Tras cuatro días en Fuerteventura yo he recuperado ya un aspecto humano y podemos volar a Madrid. Durante la semana siguiente dedico las mañanas a leer libretos de género chico en el centro de documentación de la SGAE, y las tardes al correo electrónico y a las visitas. Los sobrinos se me tiran a las canillas y me patean con auténtico entusiasmo.

—Menuda peleota, ¿eh? —resumen al final, sudando como pollos.
—Sí —respondo mientras busco un diente que se me ha perdido en la grava—, ha estado bien.

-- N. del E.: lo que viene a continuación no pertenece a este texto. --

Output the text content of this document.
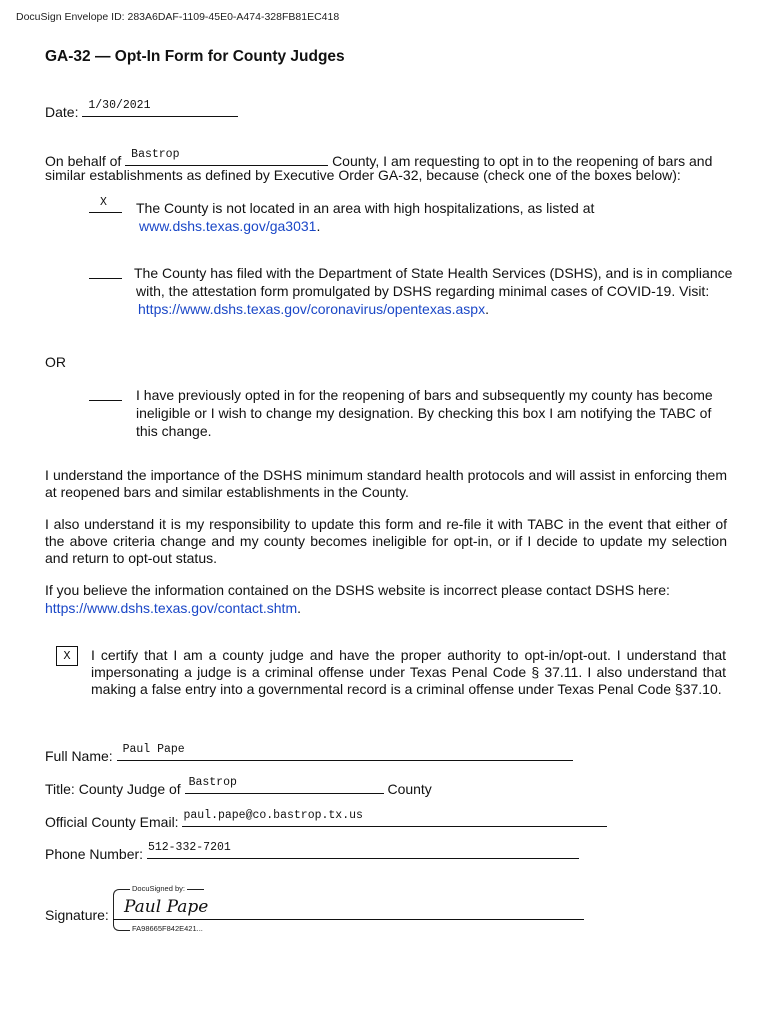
DocuSign Envelope ID: 283A6DAF-1109-45E0-A474-328FB81EC418
GA-32 — Opt-In Form for County Judges
Date: 1/30/2021
On behalf of Bastrop	County, I am requesting to opt in to the reopening of bars and
similar establishments as defined by Executive Order GA-32, because (check one of the boxes below):
X The County is not located in an area with high hospitalizations, as listed at
www.dshs.texas.gov/ga3031.
The County has filed with the Department of State Health Services (DSHS), and is in compliance
with, the attestation form promulgated by DSHS regarding minimal cases of COVID-19. Visit:
https://www.dshs.texas.gov/coronavirus/opentexas.aspx.
OR
I have previously opted in for the reopening of bars and subsequently my county has become
ineligible or I wish to change my designation. By checking this box I am notifying the TABC of
this change.
I understand the importance of the DSHS minimum standard health protocols and will assist in enforcing them at reopened bars and similar establishments in the County.
I also understand it is my responsibility to update this form and re-file it with TABC in the event that either of the above criteria change and my county becomes ineligible for opt-in, or if I decide to update my selection and return to opt-out status.
If you believe the information contained on the DSHS website is incorrect please contact DSHS here:
https://www.dshs.texas.gov/contact.shtm.
X	I certify that I am a county judge and have the proper authority to opt-in/opt-out. I understand that impersonating a judge is a criminal offense under Texas Penal Code § 37.11. I also understand that making a false entry into a governmental record is a criminal offense under Texas Penal Code §37.10.
Full Name: Paul Pape
Title: County Judge of Bastrop	County
Official County Email: paul.pape@co.bastrop.tx.us
Phone Number: 512-332-7201
DocuSigned by:
FA98665F842E421...
Paul Pape
Signature:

El último día Rafa nos lleva a comer opíparamente a un restaurante marroquí que hay cerca de la calle del Tribulete —¡veinte pavos los tres!—, y luego nos sentamos al solecito en el Casino de la Reina. Vemos un huerto algo utópico, con un espantapájaros desventrado. Varios viejecillos pedalean en la bicicletas estáticas que el municipio ha instalado a tal efecto; también hay un chino que, en mi opinión, todavía está en edad de usar el Bicimad. Los niños han conquistado el kiosco de bebidas y apilan las sillas de aluminio para saltar desde ellas y romperse la crisma. Entra la pasma para inspeccionar una mochila abandonada: «si esto fuera París ya nos habrían evacuado», comenta Kathleen; como no es París, los polis tiran la mochila a una papelera y hacen rugir sus motos de alta cilindrada. Cruzan varios perros y una manada de adolescentes. Kathleen quiere ir al cine, pero le digo que no, se ponga como se ponga. Con la tarde que hace no voy a meterme en una habitación sin ventanas a ver —encima— una película sobre una mujer que estuvo cinco años en una habitación sin ventanas. ¿Cuántas veces al año estoy con mi amigo Rafa, o en un parque, o tomando de tranquis el sol? Hacer coincidir las tres cosas es una peli de versión española buena que lo flipas, en plan Berlanga, aunque las movidas que nos cuenta Rafa son más como de Almodóvar.

–De Almodóvar puede —me corrige—, pero sin drama.